Chief Justice Warren Burger has publicly blamed the press accounts of the Gannett case for the confusion in the lower courts. But his colleagues on the high court disagree over the meaning of the decision, which some court watchers say was carelessly written in the court's rush to dispose of its case load before the summer recess. Though it is unusual for Supreme Court Justices to explain their judicial opinions publicly, so far four have. Burger told reporters last month that the Gannett decision is limited to pretrial hearings. Justice Harry Blackmun, who dissented in the case, told a group of federal judges that "despite what my colleague, the Chief Justice, has said," the opinion allows the closing of full trials as well. Justice Lewis Powell told a panel at the American Bar Association convention that it "would be a bit premature" to read broader meanings into the opinion. Powell explained that the Gannett decision was based solely on the Sixth Amendment. Though the Sixth guarantees the right to a public trial, it also guarantees a fair trial. If the defendant insists that an open pretrial hearing might prejudice his case, and the judge and the prosecutor agree, then the hearing can be closed. But, Powell said, the court did not consider whether the press has a right to attend trials under the First Amendment guarantee of free expression.
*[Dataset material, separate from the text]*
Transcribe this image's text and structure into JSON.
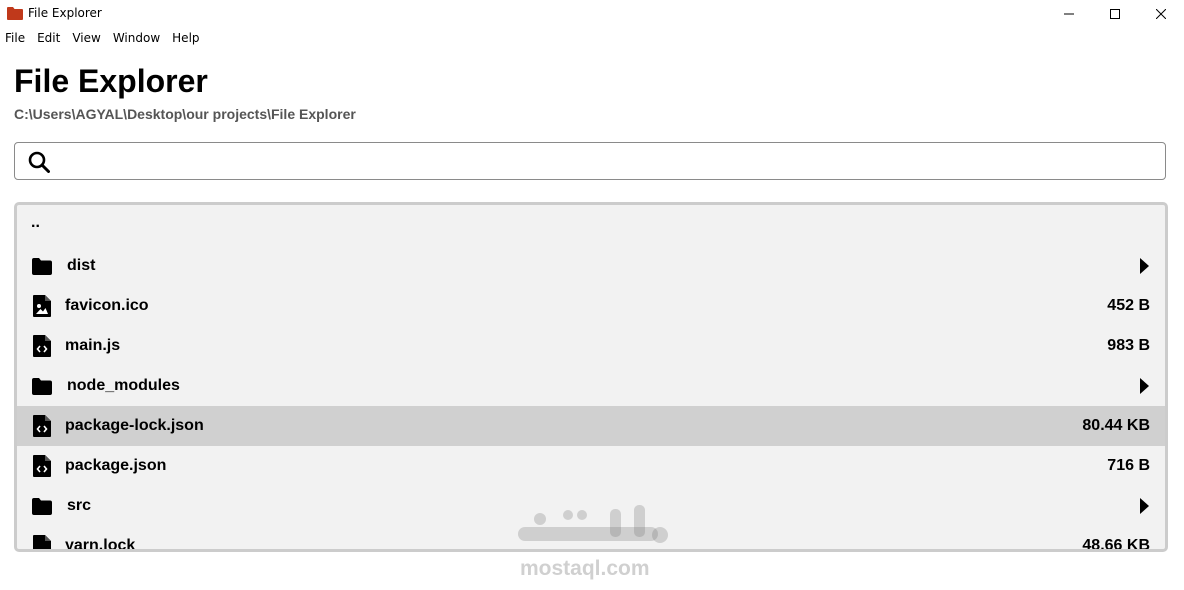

Powell indicated that he would be sympathetic to such a First Amendment claim. Late last week, however, Justice John Paul Stevens entered the Gannett fray by pointing out that the high court has never ruled that the First Amendment guaranteed a right of access to judicial proceedings. Stevens told an audience at the University of Arizona College of Law that while the court has protected the right to disseminate information, it has never upheld any right to acquire information. Whether that reasoning will continue to close courtroom doors to the press remains to be seen. In the meantime, legal experts say that the Gannett decision should be narrowly interpreted.

The reason is complex, but essential to understanding Gannett. In a separate opinion handed down with the decision, Burger emphasized that the Gannett case involved only a pretrial hearing, not a trial. Since Burger's vote to allow judges to close off pretrial hearings was decisive in making up the court's five-man majority, his opinion should limit the scope of the decision. The confusion arises from some broad language in the majority opinion, written by Justice Potter Stewart and signed by four other Justices, including Burger. It flatly states that members of the public have no constitutional right to attend criminal trials. Technically that language is dicta--comments that are not binding precedent. But after a time, the precise limits on a high court decision have a way of getting obscured, especially if lower court judges or indeed high court Justices seize on sweeping statements in the majority opinion.

Only a new ruling by the Supreme Court can clear up the muddle left by Gannett. This fall the court will have just such an opportunity when it decides whether to review a decision by the Virginia Supreme Court that allowed judges to bar the press from trials. Whatever the outcome in that case or in others that are sure to come up to the high court, the Justices have created the uncertainty themselves. Something is clearly amiss when, as Michigan Law School Professor Yale Kamisar puts it, "Justices have to explain their decisions at the next annual A.B.A. meeting."